Eddie chuckled. “I think she should go with black and try for the Goth look.”

“Shh,” Sepanen said, nodding toward the Solstads and Sue Roberts, who were standing side by side on the opposite side of the excavation.

It only took five minutes for the backhoe to dig down to the concrete lid of the burial vault. The cemetery groundskeeper jumped into the hole with a spade and chain, and a few moments later the shovel on the backhoe raised the lid. Ten minutes later a copper-colored casket, dusty, but looking unscathed from its two decades in the vault, emerged from the ground. Three men moved quickly to align it on a cart sitting on the driveway before detaching the chain and rolling it into the hearse.

“Showtime,” Oresek said.

Karen Solstad was standing on the edge of the driveway hugging Sue Roberts as the hearse rolled by.

The short procession of the hearse, the medical examiner’s Suburban, and several sheriff’s cars stopped at the mortuary’s rear entrance. Floyd, Pam, and John Sepanen were at the end of the procession of people following the casket into the workroom.

Paul Bradshaw cranked the latch mechanism and then stepped back. “Do you want me to open it?”

“I’ll do it,” Eddie, the medical examiner’s assistant, said as he pulled on a pair of latex gloves and donned a surgical mask. Paul Bradshaw moved a bank of adjustable overhead lights over the casket and turned them on, brightening the area like daylight.

“Here,” Oresek said as he handed out surgical masks to the others in the room. “At a minimum there will be lots of mold spores you don’t want to breathe.”

Eddie slid his fingers under the edge of the lid and lifted the smaller lid segment with apparent ease. He took a brief look inside and then opened the larger section. “It appears we have two sets of remains,” he said.

Pam let out her breath, not realizing that she’d been holding it. “Thank God,” she whispered.

They watched Tony Oresek step beside Eddie and engage in a muted conversation. “Mister Bradshaw, can you help us?” Oresek asked.

“If we had a sheet or blanket,” Oresek said, “I think we could roll the corpse back and forth to get fabric under it. Then, we could remove it intact.”
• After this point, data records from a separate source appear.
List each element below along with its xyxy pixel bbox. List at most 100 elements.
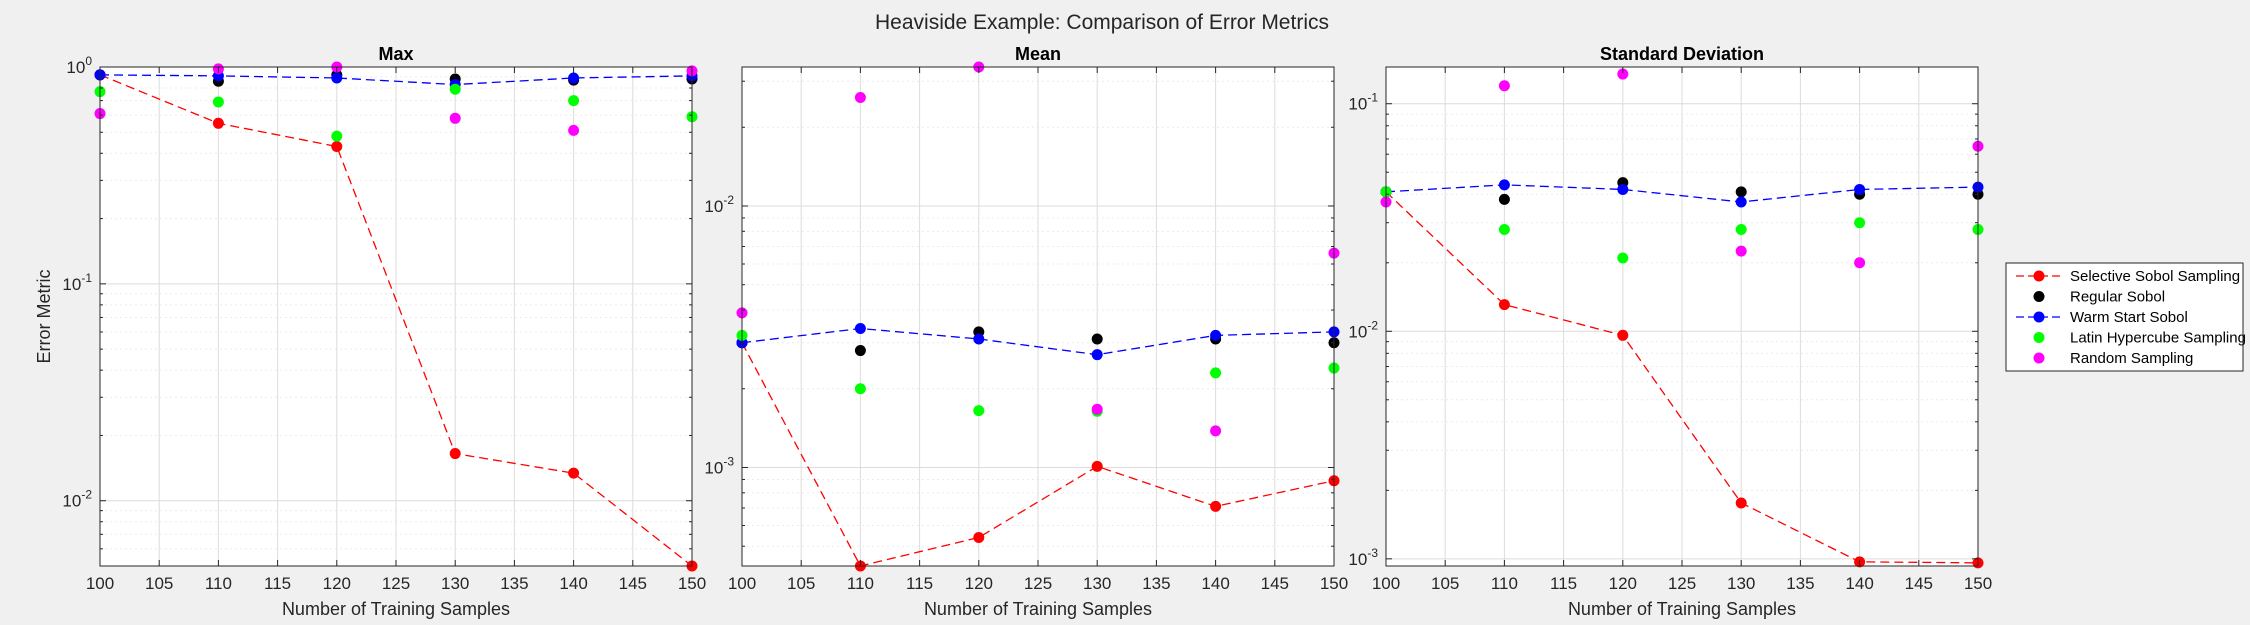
legend: Selective Sobol Sampling Regular Sobol War…: [2005, 262, 2246, 372]
data-point: [1735, 497, 1747, 509]
data-point: [1854, 183, 1866, 195]
y-tick-label: 10-3: [704, 454, 734, 477]
series-warm-start-sobol-line: [1385, 184, 1979, 203]
x-tick-label: 150: [1320, 574, 1348, 593]
y-tick-exponent: 0: [85, 54, 92, 68]
data-point: [1091, 333, 1103, 345]
x-tick-label: 115: [264, 574, 291, 593]
series-selective-sobol-sampling-line: [741, 342, 1335, 567]
data-point: [973, 531, 985, 543]
data-point: [1617, 329, 1629, 341]
figure-title: Heaviside Example: Comparison of Error M…: [875, 11, 1329, 34]
y-tick-label: 100: [66, 54, 92, 77]
legend-item-latin-hypercube-sampling: Latin Hypercube Sampling: [2033, 330, 2246, 347]
y-tick-base: 10: [1348, 322, 1367, 341]
data-point: [449, 112, 461, 124]
data-point: [1735, 245, 1747, 257]
y-tick-label: 10-2: [704, 193, 734, 216]
series-warm-start-sobol-line: [741, 327, 1335, 356]
legend-item-warm-start-sobol: Warm Start Sobol: [2016, 309, 2188, 326]
x-tick-label: 125: [1024, 574, 1052, 593]
data-point: [568, 72, 580, 84]
legend-marker: [2033, 311, 2045, 323]
data-point: [1617, 68, 1629, 80]
x-tick-label: 100: [728, 574, 756, 593]
x-tick-label: 145: [1905, 574, 1933, 593]
x-axis-label: Number of Training Samples: [924, 599, 1152, 619]
y-tick-exponent: -1: [81, 271, 92, 285]
x-tick-label: 145: [1261, 574, 1289, 593]
data-point: [568, 124, 580, 136]
data-point: [568, 95, 580, 107]
y-tick-label: 10-3: [1348, 546, 1378, 569]
y-tick-base: 10: [704, 458, 723, 477]
axes-standard-deviation: 100 105 110 115 120 125 130 135 140 145 15010-310-…: [1348, 44, 1992, 619]
y-axis-label: Error Metric: [34, 270, 54, 364]
y-tick-label: 10-2: [1348, 318, 1378, 341]
data-point: [331, 130, 343, 142]
x-tick-label: 130: [441, 574, 469, 593]
y-tick-exponent: -1: [1367, 91, 1378, 105]
y-tick-base: 10: [704, 197, 723, 216]
data-point: [1735, 196, 1747, 208]
axes-layer: 100 105 110 115 120 125 130 135 140 145 15010-210-…: [34, 44, 1992, 619]
axes-max: 100 105 110 115 120 125 130 135 140 145 15010-210-…: [34, 44, 706, 619]
x-tick-label: 110: [1491, 574, 1518, 593]
data-point: [1617, 252, 1629, 264]
data-point: [212, 117, 224, 129]
x-tick-label: 100: [1372, 574, 1400, 593]
x-axis-label: Number of Training Samples: [1568, 599, 1796, 619]
series-warm-start-sobol: [1380, 179, 1984, 208]
axes-title: Standard Deviation: [1600, 44, 1764, 64]
data-point: [1210, 425, 1222, 437]
y-tick-label: 10-1: [62, 271, 92, 294]
data-point: [449, 83, 461, 95]
y-tick-base: 10: [62, 275, 81, 294]
x-tick-label: 110: [205, 574, 232, 593]
series-selective-sobol-sampling-line: [99, 74, 693, 567]
legend-marker: [2033, 291, 2045, 302]
legend-label: Random Sampling: [2070, 350, 2193, 367]
x-tick-label: 120: [965, 574, 993, 593]
data-point: [331, 72, 343, 84]
y-tick-label: 10-1: [1348, 91, 1378, 114]
y-tick-base: 10: [66, 58, 85, 77]
legend-item-regular-sobol: Regular Sobol: [2033, 289, 2165, 306]
x-tick-label: 105: [787, 574, 815, 593]
x-tick-label: 130: [1727, 574, 1755, 593]
x-tick-label: 140: [1845, 574, 1873, 593]
data-point: [1735, 186, 1747, 198]
data-point: [1210, 367, 1222, 379]
legend-marker: [2033, 270, 2045, 282]
data-point: [568, 467, 580, 479]
y-tick-exponent: -3: [723, 454, 734, 468]
x-tick-label: 105: [1431, 574, 1459, 593]
data-point: [1735, 224, 1747, 236]
y-tick-exponent: -2: [1367, 318, 1378, 332]
data-point: [1854, 257, 1866, 269]
axes-title: Max: [378, 44, 413, 64]
x-tick-label: 100: [86, 574, 114, 593]
x-axis-label: Number of Training Samples: [282, 599, 510, 619]
legend-label: Regular Sobol: [2070, 289, 2165, 306]
series-random-sampling: [1380, 68, 1984, 269]
legend-marker: [2033, 332, 2045, 343]
legend-label: Selective Sobol Sampling: [2070, 268, 2240, 285]
data-point: [1210, 500, 1222, 512]
x-tick-label: 150: [1964, 574, 1992, 593]
axes-title: Mean: [1015, 44, 1061, 64]
y-tick-base: 10: [1348, 550, 1367, 569]
data-point: [1854, 217, 1866, 229]
y-tick-label: 10-2: [62, 488, 92, 511]
axes-mean: 100 105 110 115 120 125 130 135 140 145 15010-310-…: [704, 44, 1348, 619]
x-tick-label: 110: [847, 574, 874, 593]
y-tick-exponent: -2: [723, 193, 734, 207]
x-tick-label: 150: [678, 574, 706, 593]
legend-item-selective-sobol-sampling: Selective Sobol Sampling: [2016, 268, 2240, 285]
x-tick-label: 130: [1083, 574, 1111, 593]
data-point: [854, 322, 866, 334]
data-point: [331, 140, 343, 152]
data-point: [854, 91, 866, 103]
x-tick-label: 120: [323, 574, 351, 593]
Paul moved quickly to a cabinet and returned with a white sheet. The three men worked in concert and after a few moments they carefully lifted the top set of remains free of the casket.

“Let’s set him on the stainless steel table,” Paul said.

Oresek took out a small tape recorder. “The remains have been resting on top of a second set of remains in a single casket.

“The upper set of remains is arranged head-to-toe with the lower remains. The upper corpse has not been embalmed and the tissue is decomposed. The resulting decomposition has stained the clothing beneath the body. The upper corpse is dressed in a blue and white plaid flannel shirt and denim bib overalls. The lower set of remains have been embalmed and the tissue is intact, although desiccated. The lower corpse is clothed in a military uniform and much of the material is badly stained.”